Du point de vue du commerçant. sauver un invendu coûte du temps et de l’organisation (tri, ré-étiquetage, chaîne du froid, don traçable).
De plus, en multipliant les grosses remises, on déplace le repère de prix : pour le client, la promo devient le prix attendu, et le prix normal se vend moins.
Si ces coûts et ce risque dépassent le gain d’écouler l’invendu, le commerçant jette.
Là où des règles et outils (don obligatoire, incitations fiscales, tarifs de fin de journée, applis anti-gaspi) changent ce calcul, jeter devient moins intéressant que ne pas jeter..
Derrière chaque aliment jeté se trouvent le coût caché à savoir des kilowattheures, des litres d’eau, des kilomètres de camion et des heures de travail perdus.
La chaîne consomme de l’énergie pour cultiver, transformer, réfrigérer et livrer ; puis elle en consomme encore pour collecter, transporter et traiter les déchets. Chaque kilo gaspillé “compte double” : une fois à la production, une fois à l’élimination.
À cela s’ajoutent les externalités : émissions de gaz à effet de serre, pression sur l’eau et les sols, congestion des filières de traitement. Au final, le ménage paie deux fois : dans le prix au magasin et dans les taxes ou services liés aux déchets, tandis que la surproduction entretient des coûts fixes élevés et une pression durable sur les prix.

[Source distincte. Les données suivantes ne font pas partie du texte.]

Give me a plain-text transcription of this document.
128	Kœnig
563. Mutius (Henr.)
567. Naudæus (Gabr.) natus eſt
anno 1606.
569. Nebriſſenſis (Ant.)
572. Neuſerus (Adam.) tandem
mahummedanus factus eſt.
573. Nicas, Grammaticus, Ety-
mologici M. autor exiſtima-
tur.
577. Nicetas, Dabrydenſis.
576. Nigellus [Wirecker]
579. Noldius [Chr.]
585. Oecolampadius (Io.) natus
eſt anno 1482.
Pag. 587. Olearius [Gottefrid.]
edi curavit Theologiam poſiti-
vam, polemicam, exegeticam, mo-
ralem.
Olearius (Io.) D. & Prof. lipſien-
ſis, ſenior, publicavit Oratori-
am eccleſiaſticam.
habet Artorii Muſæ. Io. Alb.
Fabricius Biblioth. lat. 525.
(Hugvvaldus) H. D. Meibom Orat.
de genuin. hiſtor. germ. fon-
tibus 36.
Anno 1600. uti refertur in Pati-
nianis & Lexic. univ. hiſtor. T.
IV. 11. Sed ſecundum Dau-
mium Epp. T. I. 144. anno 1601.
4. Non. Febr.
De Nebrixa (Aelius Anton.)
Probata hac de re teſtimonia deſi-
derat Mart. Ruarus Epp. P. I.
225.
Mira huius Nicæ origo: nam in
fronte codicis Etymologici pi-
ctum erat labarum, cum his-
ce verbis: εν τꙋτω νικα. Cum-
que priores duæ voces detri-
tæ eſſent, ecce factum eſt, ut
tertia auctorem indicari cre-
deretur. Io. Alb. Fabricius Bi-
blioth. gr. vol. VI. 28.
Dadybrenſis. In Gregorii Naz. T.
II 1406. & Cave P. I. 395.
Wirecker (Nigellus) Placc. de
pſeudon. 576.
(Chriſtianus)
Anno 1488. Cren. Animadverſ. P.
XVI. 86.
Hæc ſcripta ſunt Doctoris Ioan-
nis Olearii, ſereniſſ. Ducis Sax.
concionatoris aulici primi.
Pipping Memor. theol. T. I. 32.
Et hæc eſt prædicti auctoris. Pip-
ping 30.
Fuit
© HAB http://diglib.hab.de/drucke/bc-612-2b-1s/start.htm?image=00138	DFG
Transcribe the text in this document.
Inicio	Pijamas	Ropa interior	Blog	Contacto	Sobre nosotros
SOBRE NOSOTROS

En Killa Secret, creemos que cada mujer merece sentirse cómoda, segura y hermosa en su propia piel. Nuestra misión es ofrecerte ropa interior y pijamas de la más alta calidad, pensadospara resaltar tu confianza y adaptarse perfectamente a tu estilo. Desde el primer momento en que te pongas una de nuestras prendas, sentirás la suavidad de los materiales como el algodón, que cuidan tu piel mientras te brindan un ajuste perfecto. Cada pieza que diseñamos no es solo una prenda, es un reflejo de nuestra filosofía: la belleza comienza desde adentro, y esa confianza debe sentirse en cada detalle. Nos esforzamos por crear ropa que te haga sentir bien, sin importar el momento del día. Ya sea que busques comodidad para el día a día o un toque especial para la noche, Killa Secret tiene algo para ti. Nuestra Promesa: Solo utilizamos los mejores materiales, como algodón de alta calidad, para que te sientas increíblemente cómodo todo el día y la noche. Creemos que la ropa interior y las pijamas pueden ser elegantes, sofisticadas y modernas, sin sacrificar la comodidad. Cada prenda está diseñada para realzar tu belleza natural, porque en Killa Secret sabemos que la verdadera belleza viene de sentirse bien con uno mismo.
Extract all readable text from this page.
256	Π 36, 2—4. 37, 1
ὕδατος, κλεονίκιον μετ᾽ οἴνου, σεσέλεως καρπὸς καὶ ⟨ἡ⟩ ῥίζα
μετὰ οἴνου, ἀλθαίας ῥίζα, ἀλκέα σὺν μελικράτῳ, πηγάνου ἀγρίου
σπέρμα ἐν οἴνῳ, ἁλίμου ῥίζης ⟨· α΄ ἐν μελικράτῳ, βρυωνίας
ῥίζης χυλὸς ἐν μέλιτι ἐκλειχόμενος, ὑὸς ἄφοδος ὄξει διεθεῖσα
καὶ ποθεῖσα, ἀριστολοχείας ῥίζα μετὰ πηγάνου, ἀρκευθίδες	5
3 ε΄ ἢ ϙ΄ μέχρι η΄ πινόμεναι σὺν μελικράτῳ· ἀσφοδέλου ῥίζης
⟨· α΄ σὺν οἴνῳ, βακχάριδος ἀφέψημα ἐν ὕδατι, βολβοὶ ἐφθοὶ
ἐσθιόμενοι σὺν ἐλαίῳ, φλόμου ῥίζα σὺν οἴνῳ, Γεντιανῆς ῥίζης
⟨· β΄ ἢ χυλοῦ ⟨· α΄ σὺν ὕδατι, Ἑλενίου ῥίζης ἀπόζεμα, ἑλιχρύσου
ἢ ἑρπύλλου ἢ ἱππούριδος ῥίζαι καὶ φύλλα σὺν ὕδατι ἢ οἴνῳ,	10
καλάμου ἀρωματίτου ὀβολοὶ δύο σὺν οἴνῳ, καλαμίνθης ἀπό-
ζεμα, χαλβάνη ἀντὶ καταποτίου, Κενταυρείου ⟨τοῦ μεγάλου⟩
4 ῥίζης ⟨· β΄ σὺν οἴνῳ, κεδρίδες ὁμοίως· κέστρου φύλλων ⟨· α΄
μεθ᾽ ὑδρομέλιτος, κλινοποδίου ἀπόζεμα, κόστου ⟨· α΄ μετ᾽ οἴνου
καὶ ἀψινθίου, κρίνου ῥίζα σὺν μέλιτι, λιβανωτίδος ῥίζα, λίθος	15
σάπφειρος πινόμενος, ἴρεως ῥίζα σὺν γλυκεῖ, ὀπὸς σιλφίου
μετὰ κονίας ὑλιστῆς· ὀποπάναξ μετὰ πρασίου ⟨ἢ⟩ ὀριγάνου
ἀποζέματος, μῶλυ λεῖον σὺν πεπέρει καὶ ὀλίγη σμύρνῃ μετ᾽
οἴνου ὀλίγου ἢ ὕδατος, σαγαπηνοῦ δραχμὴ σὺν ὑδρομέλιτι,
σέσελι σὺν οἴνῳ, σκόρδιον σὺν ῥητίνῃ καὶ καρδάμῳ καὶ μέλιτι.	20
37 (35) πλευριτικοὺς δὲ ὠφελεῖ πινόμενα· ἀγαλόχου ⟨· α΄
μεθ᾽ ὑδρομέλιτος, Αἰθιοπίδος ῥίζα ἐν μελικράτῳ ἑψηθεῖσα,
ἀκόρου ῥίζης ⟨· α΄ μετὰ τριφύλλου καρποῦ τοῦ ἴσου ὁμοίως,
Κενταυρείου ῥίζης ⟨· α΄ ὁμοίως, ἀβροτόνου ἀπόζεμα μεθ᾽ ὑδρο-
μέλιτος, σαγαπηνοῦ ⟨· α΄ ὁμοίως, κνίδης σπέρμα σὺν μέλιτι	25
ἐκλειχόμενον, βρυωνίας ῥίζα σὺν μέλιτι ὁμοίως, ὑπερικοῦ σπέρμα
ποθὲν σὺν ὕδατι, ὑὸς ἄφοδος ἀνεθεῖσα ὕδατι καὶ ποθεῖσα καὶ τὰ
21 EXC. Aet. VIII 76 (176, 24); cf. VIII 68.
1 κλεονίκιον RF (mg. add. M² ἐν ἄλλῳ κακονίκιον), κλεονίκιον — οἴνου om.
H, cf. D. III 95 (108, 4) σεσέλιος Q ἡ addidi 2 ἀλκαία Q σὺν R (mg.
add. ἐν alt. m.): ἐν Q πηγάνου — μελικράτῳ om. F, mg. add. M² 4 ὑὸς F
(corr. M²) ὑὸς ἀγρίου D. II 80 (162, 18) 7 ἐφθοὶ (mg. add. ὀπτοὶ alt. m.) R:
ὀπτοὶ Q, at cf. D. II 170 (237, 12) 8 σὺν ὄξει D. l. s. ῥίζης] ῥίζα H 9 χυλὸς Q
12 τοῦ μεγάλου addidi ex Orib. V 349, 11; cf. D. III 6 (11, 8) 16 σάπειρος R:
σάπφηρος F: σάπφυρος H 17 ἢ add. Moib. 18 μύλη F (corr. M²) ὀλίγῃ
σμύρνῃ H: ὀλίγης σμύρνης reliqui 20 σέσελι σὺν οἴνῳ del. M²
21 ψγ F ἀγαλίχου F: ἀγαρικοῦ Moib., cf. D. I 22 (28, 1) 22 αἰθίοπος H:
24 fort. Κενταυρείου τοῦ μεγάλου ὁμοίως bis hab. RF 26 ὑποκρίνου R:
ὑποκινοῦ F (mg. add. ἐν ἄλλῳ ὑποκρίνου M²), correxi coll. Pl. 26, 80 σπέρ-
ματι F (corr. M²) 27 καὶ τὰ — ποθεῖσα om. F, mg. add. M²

encart_gaspillage_monde_maroc_belgiqueLe tableau juxtapose deux mesures complémentaires. À l’échelle mondiale, le gaspillage aval atteint 132 kg par habitant et par an : la majeure partie provient des ménages, puis de la restauration et du commerce. Au Maroc, on observe 113 kg/hab/an au stade aval. Ce total grimpe lors de périodes de forte demande (Ramadan, Aïd, mariages), quand l’abondance se transforme en restes non consommés, et il s’additionne à des pertes amont encore élevées pour les produits très périssables. En Belgique, le total aval tourne autour de 85 kg/hab/an; si l’on regarde la masse totale de déchets alimentaires, la part amont (production + transformation) représente environ 44 %, et la part aval (commerce + restauration + ménages) environ 56 %.
À retenir : les % amont/aval décrivent la répartition des tonnages le long de la chaîne, tandis que les kg/hab (aval) mesurent ce que les consommateurs (magasins, restaurants, foyers) gaspillent par personne. Ces indicateurs ne s’additionnent pas ; ils se complètent pour cibler l’action là où elle réduit le plus les pertes et les coûts.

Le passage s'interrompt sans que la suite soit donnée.